Categories
Graphics and Game Programming

Review: Game Engine Architecture

I got the book Game Engine Architecture by Jason Gregory for Christmas. If you’re a technical geek, even if you’re not really into game design, this book is a must-have.

At 1,200 pages, this is a massive tome. It must be Jason Gregory’s “Magnum Opus”. I was delighted to see that, aside from the expected content on 3D Math, Rendering, Animation, Collision Detection, Audio, etc. it also delivered some hardcore computer science content on compiler optimizations, profiling tools, C++ coding practices, parallelism and concurrent programming, file systems, debugging, and a bunch of other topics.

So, if you’re like me, you’ll run, not walk, to buy this book. It will be providing me with months of fun reading.

Categories
Graphics and Game Programming

Explorations in 3D Graphics and DirectX 12: Episode 3: New bugs in VS2019 Version 16.8.3

What a pain! I’ve upgraded Visual Studio 2019 to Version 16.8.3, and it took me a while to find out that’s unveiled a bug in the code.

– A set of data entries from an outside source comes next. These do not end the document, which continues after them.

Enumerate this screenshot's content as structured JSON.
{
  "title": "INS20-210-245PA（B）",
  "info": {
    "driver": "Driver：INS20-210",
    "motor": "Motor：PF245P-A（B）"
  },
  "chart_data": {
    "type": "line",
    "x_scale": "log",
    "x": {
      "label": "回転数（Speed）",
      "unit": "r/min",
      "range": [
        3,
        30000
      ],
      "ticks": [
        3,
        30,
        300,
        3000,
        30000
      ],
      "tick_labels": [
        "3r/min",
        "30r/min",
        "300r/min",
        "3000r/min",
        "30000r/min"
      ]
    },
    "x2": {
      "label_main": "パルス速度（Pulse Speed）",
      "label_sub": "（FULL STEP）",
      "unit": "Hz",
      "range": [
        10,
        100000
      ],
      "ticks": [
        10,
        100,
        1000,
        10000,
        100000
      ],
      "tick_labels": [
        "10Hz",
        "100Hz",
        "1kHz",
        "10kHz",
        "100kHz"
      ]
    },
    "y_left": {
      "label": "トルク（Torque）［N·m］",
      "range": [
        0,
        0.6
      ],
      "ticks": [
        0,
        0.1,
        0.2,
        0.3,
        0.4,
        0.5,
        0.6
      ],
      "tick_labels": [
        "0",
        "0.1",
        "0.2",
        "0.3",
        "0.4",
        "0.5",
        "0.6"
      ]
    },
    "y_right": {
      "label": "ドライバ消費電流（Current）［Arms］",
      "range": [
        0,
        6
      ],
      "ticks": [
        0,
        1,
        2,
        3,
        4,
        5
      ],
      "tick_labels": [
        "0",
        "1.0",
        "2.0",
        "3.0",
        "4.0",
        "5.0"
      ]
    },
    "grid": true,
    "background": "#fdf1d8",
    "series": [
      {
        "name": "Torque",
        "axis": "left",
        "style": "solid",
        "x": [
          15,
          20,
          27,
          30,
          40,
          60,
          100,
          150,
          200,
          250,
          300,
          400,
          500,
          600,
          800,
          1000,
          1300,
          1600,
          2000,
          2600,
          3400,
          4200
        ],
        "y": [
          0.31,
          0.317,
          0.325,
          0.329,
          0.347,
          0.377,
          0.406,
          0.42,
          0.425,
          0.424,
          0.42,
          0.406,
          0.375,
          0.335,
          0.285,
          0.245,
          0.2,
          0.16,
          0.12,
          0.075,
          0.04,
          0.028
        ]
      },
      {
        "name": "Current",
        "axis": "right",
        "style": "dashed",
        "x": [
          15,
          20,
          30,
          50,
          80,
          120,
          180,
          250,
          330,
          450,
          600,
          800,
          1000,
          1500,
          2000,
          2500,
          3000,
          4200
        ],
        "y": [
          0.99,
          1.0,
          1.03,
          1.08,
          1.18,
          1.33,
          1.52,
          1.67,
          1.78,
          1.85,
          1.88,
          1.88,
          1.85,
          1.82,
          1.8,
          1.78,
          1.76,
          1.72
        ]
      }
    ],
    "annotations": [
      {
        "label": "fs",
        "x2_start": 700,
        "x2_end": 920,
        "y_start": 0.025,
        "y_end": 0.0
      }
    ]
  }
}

As you’ve seen from my prior blogs, Explorations in 3D Graphics and DirectX 12: Episode 1 and Explorations in 3D Graphics and DirectX 1w Episode 2: Video of Episode 1, I’ve been playing around with the demonstration examples in Frank D. Luna’s book, and having some great fun. But, then, a new bug emerged.

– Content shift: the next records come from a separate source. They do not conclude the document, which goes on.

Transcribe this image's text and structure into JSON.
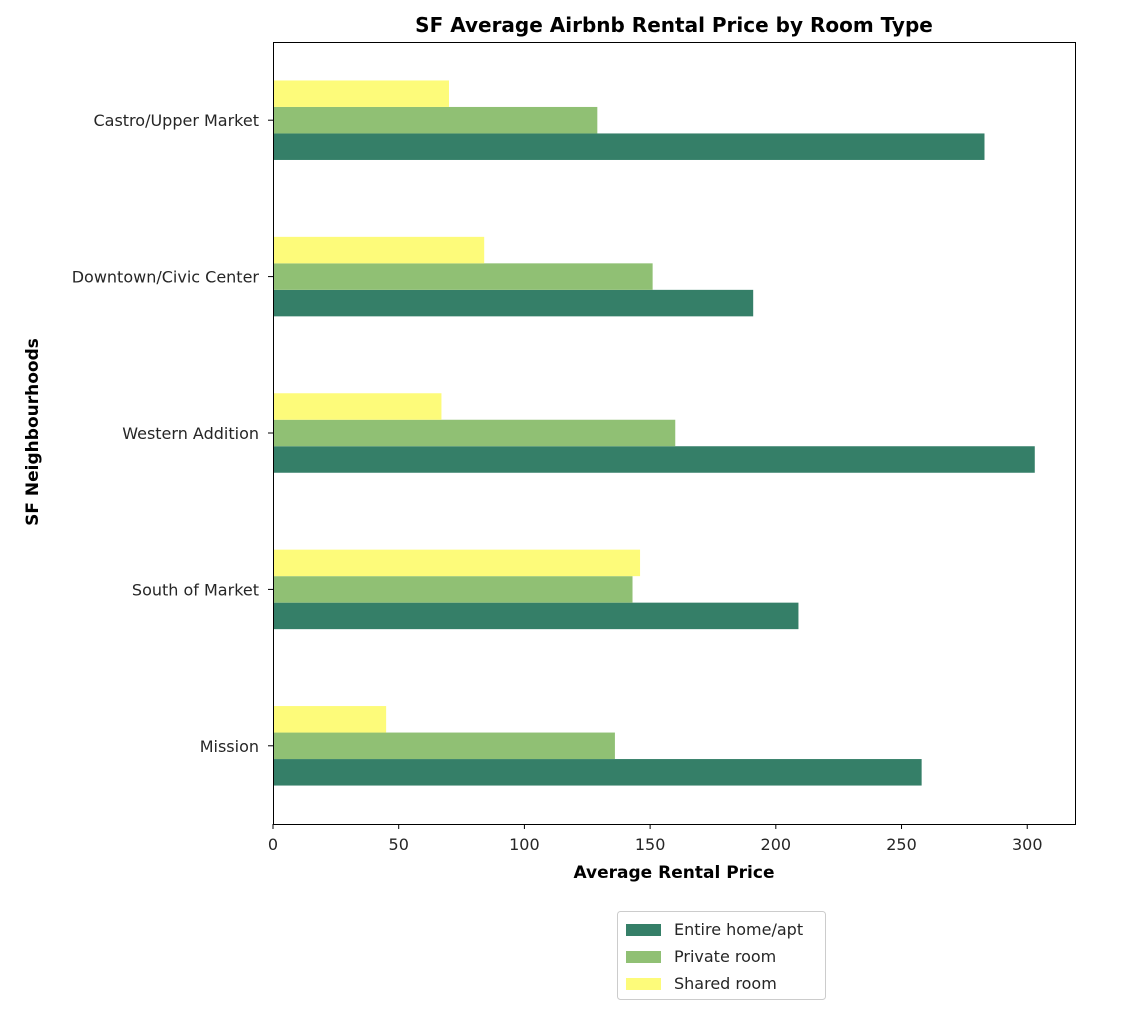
{
  "chart_data": {
    "type": "bar",
    "orientation": "horizontal",
    "title": "SF Average Airbnb Rental Price by Room Type",
    "xlabel": "Average Rental Price",
    "ylabel": "SF Neighbourhoods",
    "xlim": [
      0,
      319
    ],
    "xticks": [
      0,
      50,
      100,
      150,
      200,
      250,
      300
    ],
    "categories": [
      "Castro/Upper Market",
      "Downtown/Civic Center",
      "Western Addition",
      "South of Market",
      "Mission"
    ],
    "series": [
      {
        "name": "Entire home/apt",
        "color": "#357f68",
        "values": [
          283,
          191,
          303,
          209,
          258
        ]
      },
      {
        "name": "Private room",
        "color": "#90c074",
        "values": [
          129,
          151,
          160,
          143,
          136
        ]
      },
      {
        "name": "Shared room",
        "color": "#fdfb7a",
        "values": [
          70,
          84,
          67,
          146,
          45
        ]
      }
    ],
    "grid": false,
    "legend": "bottom-center, below axes"
  }
}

There are 23 chapters in the book 3D Game Programming with DirectX 12 by Frank D. Luna; most of which have little demo programs that you can download, import into Visual Studio, compile and run. The first 80 pages of the book crawl (slowly) through some of the math needed for 3D graphics: Vector Algebra, Matrix Algebra, Transformations, etc., and it’s pretty heavy going. To keep myself entertained in the meantime, I’m skipping ahead and honing my C++ and Visual Studio skills by working with the demo programs. I’ve actually learned a lot, as you can see by the prior two blogs, by overcoming some shortcomings in the programs introduced in the four years or so since the book was published.

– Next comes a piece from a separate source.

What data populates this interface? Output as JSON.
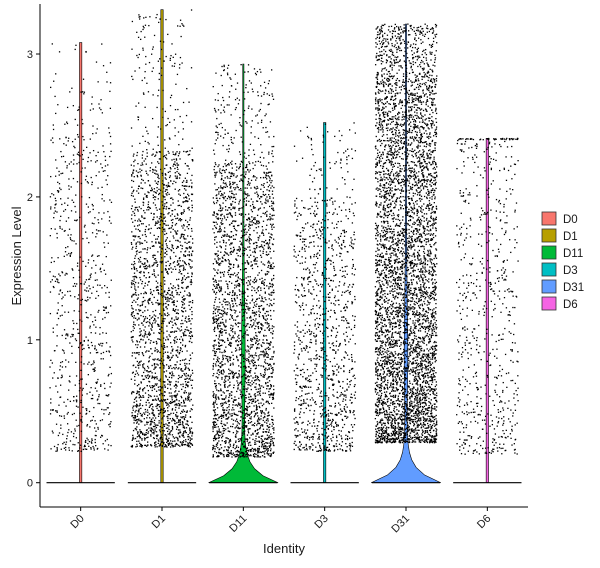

I got up to Chapter 10 of the book’s demo programs when I hit a snag: even after applying all the workarounds I found out about, I got some new errors when I compiled a “Blending” demo application:

There are a bunch of C2102 “‘&’ requires l-value” errors coming out of the program compile. I worked my way through the code, pulling my hair out, until I found someone else with the same problem https://github.com/microsoft/directx-graphics-samples/issues/652 dated September 22, 2020. It turns out that some Visual C++ updates for the latest release changed something called “/permissive-“. Luna’s code is non-conforming to the new update: specifically, we’re using r-values and not l-values in these lines of the software.

So, problem easily solved! I right-clicked on the Project, chose Properties, then C/C++ -> Language and changed Conformance mode from “Yes” to “No”.

Then my program ran nicely:

Whew! This is probably not the best way to solve the C2102 errors, though. I’ll explore the code a little more, and introduce some fixes that address the VC++ updates for /permissive-.